8Mb is likely enough to run almost fullblown virtual machine, atleast versatile enough to hide beneath the "primary" os and act as a spam/ddos drone/keylogging trojan unnoticed.
Sure, it'll eat some resources sitting there, but your average Joe/Jill won't really notice that. They just curse their damn slow computer.

Of course..

[Junta]

Whether it's a an MBR record or an executable file stored on a filesystem the firmware may understand, the concepts are the same. Any sane operating system will allow you to modify boot files (after all, how else do you upgrade early-execution code). Whether it's an MBR or a more sophisticate piece of firmware, the principle is the same. The question is whether users have been trained to always be administrator, or if they've been trained the more disciplined way where uncommon (at least should be)/privileged operations can only be executed at significant obious pain.

Under linux even, a number of distributions have on occasion ventured down the very dangerous/wrong approach of skipping user accounts and going all root for the sake of convenience. However, the mainstream usage of linux (and OSX) is thankfully non-root users, and as such any *serious* applications accomodate that usage pattern (with the bonus of being sanely multi-user.

Meanwhile, Windows heritage has been less optimal. The consumer oriented MS platforms right up until XP didn't have a meaningful non-administrator concept, as well as much of a multi-user concept. As a consequence, many application developers did bad things that would break (i.e. using registry entries that are machine specific rather than user specific, or even writing things like saved documents/games to the application Program Files directory. Win9x even provided relevant spots that would evolve to something meaningful, but without significant meaning, many third parties ignored it, especially after Win3.x training. XP was the first definitive wake up call to a WIDE variety of developers. Even so, the majority of users ended up being administrative users to make up for the gap (as well as having no easy automatic privilege escalation). Hell, even a customized preload I saw sets up one user, renaming the administrator user (and in fact, calls an un-renamed administrator account a security risk... indeed).

OSX made a clean break with OSX (relegating "classic" applications to a relatively severe sandbox"), Linux never had such an unclean history to overcome. So while OSX implementing clean privilege escalation, and Linux has been working on facilities that lend itself well to that (i.e. DBus). Windows XP did not make a clean break, and Vista didn't etiher, but Vista's UAC is an attempt at giving users a facility to do privilege escalation. It's annoying because of bad programs and bad habits. But non-admin default usage + UAC is the only way they have of maintaining a sane featureset without being considered so vulnerable.

It also doesn't help that so many Windows users see "click here for free smilies" and think it's a good idea to do so.

Re:Like it matters

The latter, because "Fuck off" is an imperative verb form and has nothing to do with adjectives.

bootkey

[Tumbleweed]

If a person wanted to be sure, couldn't you burn a boot loader onto a CD, have the CD boot first, and have that direct the loading? IANLWK (I am no Linux Whiz Kid), but in my imperfect knowledge of the world, that seems like it would completely defend against this type of attack. I yearn for correction of my ways if this wouldn't work.

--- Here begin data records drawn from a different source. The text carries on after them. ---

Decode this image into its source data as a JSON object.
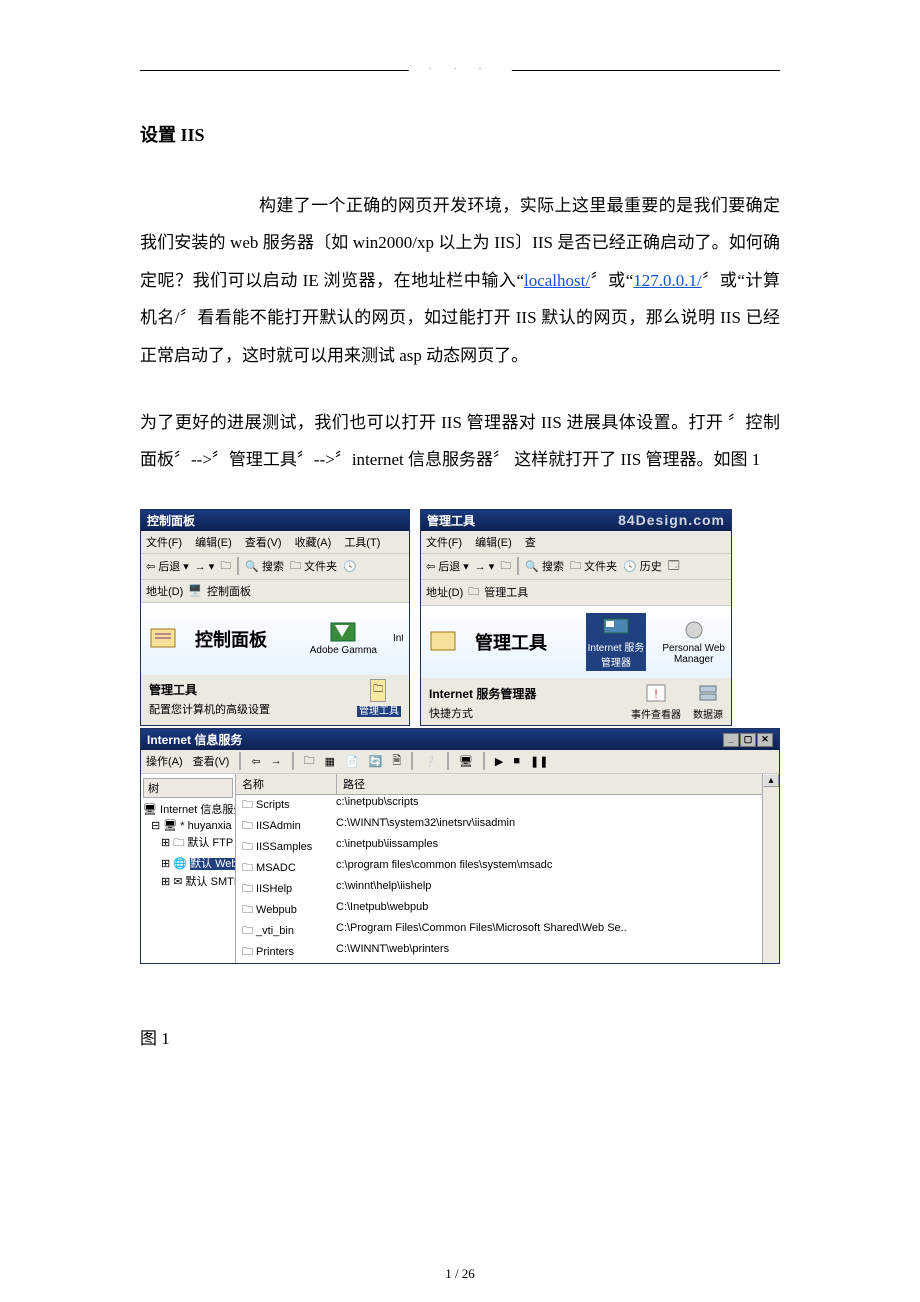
{
  "heading": "设置 IIS",
  "paragraph1_prefix": "构建了一个正确的网页开发环境，实际上这里最重要的是我们要确定我们安装的 web 服务器〔如 win2000/xp 以上为 IIS〕IIS 是否已经正确启动了。如何确定呢？我们可以启动 IE 浏览器，在地址栏中输入“",
  "link_localhost": "localhost/",
  "paragraph1_mid": "〞或“",
  "link_127": "127.0.0.1/",
  "paragraph1_suffix": "〞或“计算机名/〞看看能不能打开默认的网页，如过能打开 IIS 默认的网页，那么说明 IIS 已经正常启动了，这时就可以用来测试 asp 动态网页了。",
  "paragraph2": "为了更好的进展测试，我们也可以打开 IIS 管理器对 IIS 进展具体设置。打开 〞控制面板〞-->〞管理工具〞-->〞internet 信息服务器〞 这样就打开了 IIS 管理器。如图 1",
  "caption_fig": "图 1",
  "page_num": "1 / 26",
  "win1": {
    "title": "控制面板",
    "menu": [
      "文件(F)",
      "编辑(E)",
      "查看(V)",
      "收藏(A)",
      "工具(T)"
    ],
    "back": "后退",
    "search": "搜索",
    "folders": "文件夹",
    "addr_label": "地址(D)",
    "addr_val": "控制面板",
    "banner": "控制面板",
    "adobe": "Adobe Gamma",
    "int": "Int",
    "mgmt_tools": "管理工具",
    "mgmt_desc": "配置您计算机的高级设置",
    "mgmt_icon": "管理工具"
  },
  "win2": {
    "title": "管理工具",
    "menu": [
      "文件(F)",
      "编辑(E)",
      "查"
    ],
    "back": "后退",
    "search": "搜索",
    "folders": "文件夹",
    "history": "历史",
    "addr_label": "地址(D)",
    "addr_val": "管理工具",
    "banner": "管理工具",
    "icon_iis_l1": "Internet 服务",
    "icon_iis_l2": "管理器",
    "icon_pwm_l1": "Personal Web",
    "icon_pwm_l2": "Manager",
    "sub_title": "Internet 服务管理器",
    "sub_desc": "快捷方式",
    "icon_ev": "事件查看器",
    "icon_ds_l1": "数据源"
  },
  "iis": {
    "title": "Internet 信息服务",
    "action": "操作(A)",
    "view": "查看(V)",
    "tree_head": "树",
    "tree_root": "Internet 信息服务",
    "tree_host": "* huyanxia",
    "tree_ftp": "默认 FTP 站点",
    "tree_web": "默认 Web 站点",
    "tree_smtp": "默认 SMTP 虚拟服务器",
    "col_name": "名称",
    "col_path": "路径",
    "rows": [
      {
        "n": "Scripts",
        "p": "c:\\inetpub\\scripts"
      },
      {
        "n": "IISAdmin",
        "p": "C:\\WINNT\\system32\\inetsrv\\iisadmin"
      },
      {
        "n": "IISSamples",
        "p": "c:\\inetpub\\iissamples"
      },
      {
        "n": "MSADC",
        "p": "c:\\program files\\common files\\system\\msadc"
      },
      {
        "n": "IISHelp",
        "p": "c:\\winnt\\help\\iishelp"
      },
      {
        "n": "Webpub",
        "p": "C:\\Inetpub\\webpub"
      },
      {
        "n": "_vti_bin",
        "p": "C:\\Program Files\\Common Files\\Microsoft Shared\\Web Se.."
      },
      {
        "n": "Printers",
        "p": "C:\\WINNT\\web\\printers"
      }
    ]
  }
}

Or better yet, a USB key - an key that lets you start your computer. No key, no start. Faster than a CD, no moving parts, etc. Me likes.

Re:Like it matters

[cbreaker]

Yes, it's the super complicated SlashDot moderation system designed specifically to baffle the weak minded. Although some chimps have been known to figure it out, it apparently still has some effectiveness.

Re:Educated users on safe platforms

[rossjudson]

Security by arrogance. That's a new one.